Most of the other patients were weak and shaky. I tried to pick up a few stories from them and tried to keep up some banter with the nurses. When one of the schedulers routinely asked me my birthday, I said, “I was born under a bad sign.” I took some head scratching for us to recall if that was Albert or BB King. Sometimes I would shuffle out walking a little unsteady. “You all right?” one nurse said. “Just practicing some dance moves”, I replied.
At two month intervals, I got increasingly good news. First it was that the tumor had shrunk by 25%. The next time the shrinkage was another 25%. The final measurement was 1.2 cm by 2.3 cm – about a quarter of the original size. I had felt that I was at death’s door when I was at the low point of my chemo swoon. I even started to believe that maybe I could beat the silent slayer.
I might have taken a completely different route. In fact, there had been a third opinion presented to me. In my darkest days of uncertainty, my former employer, Ernie Freudman, contacted me to say that a relative of his had just been diagnosed with pancreatic cancer and had received miraculous treatment from a doctor in Arlington Heights. I went to visit Dr. Bilimoria out northwest with Ricky. He told me that there are only a couple of surgeons in the Midwest who would be willing to operate on my tumor and that he was one of them.
We left that meeting kind of exhilarated. The guy has such supreme self-confidence and an aura of concern for his patients. I called Ernie from the car and thanked him to the heavens for putting me in touch with Bilimoria. When Dr. Kindler read Billimoria’s proposal, she brought it to a meeting with the U of C surgeons. She reported to me that one of them had said, “If this patient was my friend, I would not operate. I might consider it if his name was Adolph Hitler”. Her scare tactic worked. I just kept to the going for chemo.

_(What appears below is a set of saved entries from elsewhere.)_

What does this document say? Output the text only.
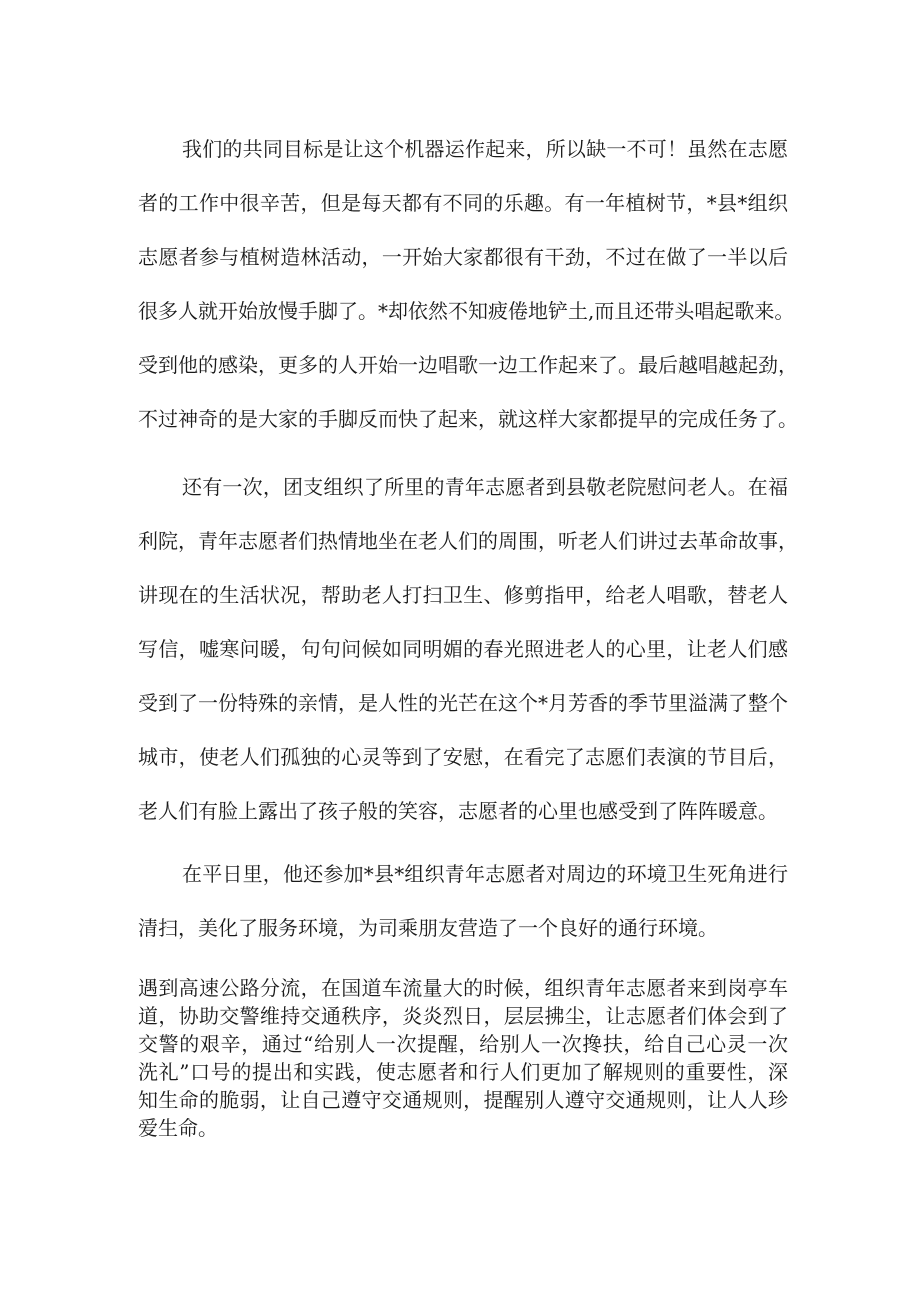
我们的共同目标是让这个机器运作起来，所以缺一不可！虽然在志愿
者的工作中很辛苦，但是每天都有不同的乐趣。有一年植树节，*县*组织
志愿者参与植树造林活动，一开始大家都很有干劲，不过在做了一半以后
很多人就开始放慢手脚了。*却依然不知疲倦地铲土,而且还带头唱起歌来。
受到他的感染，更多的人开始一边唱歌一边工作起来了。最后越唱越起劲，
不过神奇的是大家的手脚反而快了起来，就这样大家都提早的完成任务了。
还有一次，团支组织了所里的青年志愿者到县敬老院慰问老人。在福
利院，青年志愿者们热情地坐在老人们的周围，听老人们讲过去革命故事，
讲现在的生活状况，帮助老人打扫卫生、修剪指甲，给老人唱歌，替老人
写信，嘘寒问暖，句句问候如同明媚的春光照进老人的心里，让老人们感
受到了一份特殊的亲情，是人性的光芒在这个*月芳香的季节里溢满了整个
城市，使老人们孤独的心灵等到了安慰，在看完了志愿们表演的节目后，
老人们有脸上露出了孩子般的笑容，志愿者的心里也感受到了阵阵暖意。
在平日里，他还参加*县*组织青年志愿者对周边的环境卫生死角进行
清扫，美化了服务环境，为司乘朋友营造了一个良好的通行环境。
遇到高速公路分流，在国道车流量大的时候，组织青年志愿者来到岗亭车
道，协助交警维持交通秩序，炎炎烈日，层层拂尘，让志愿者们体会到了
交警的艰辛，通过“给别人一次提醒，给别人一次搀扶，给自己心灵一次
洗礼”口号的提出和实践，使志愿者和行人们更加了解规则的重要性，深
知生命的脆弱，让自己遵守交通规则，提醒别人遵守交通规则，让人人珍
爱生命。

Bilimoria countered that chemo without surgery is a palliative. It is not going to cure the disease. He allowed that even surgery has slim odds. Eight-two percent of those with tumors removed from the pancreas eventually end up with a tumor growing elsewhere. So his proposition was this: “With my operation, you have a one in five chance of being cured. At the U of C, you have a zero percent chance.”
The counter argument from Dr. Kindler was that Bilimoria’s technique is very risky and unproven. Bilimoria admitted that he would have to remove a vital artery that supplies blood to my liver. His technique which has been done 29 times in Japan and once here in the U.S. involves re-routing blood to the liver through a secondary channel. The one case here in the U.S. was Robert Dipzinski, an Elgin heavy equipment operator, who Bilimoria operated on last year.
I met Dipzinski at a cancer support meeting. He credits Bilimoria with saving his life. It was a long and complicated surgery from which he is only now recovering. My U of C doctors advised that such an operation is not only dangerous but would leave me vulnerable to a renewed cancer attack. In light of my progress at shrinking the tumor, I’ve decided to stay with the U of C guidance.
I just finished a clinical trial with high intensity radiation. Next week, I’ll find out if this has further shrunk the tumor. For now my quality of life is good due to the absence of chemo hangovers and a gradual recovery from radiation fatigue.
I try to keep in mind the haunting words of Dr. Martin Luther King, “Like anybody I would like to have a long life. Longevity has its place. But I’m not concerned about that now.” I just want to be able to hang in for as long as I can. I want enjoy my last chapter by making sure that my family is in good shape. And I want to be an example in the struggle for a just society.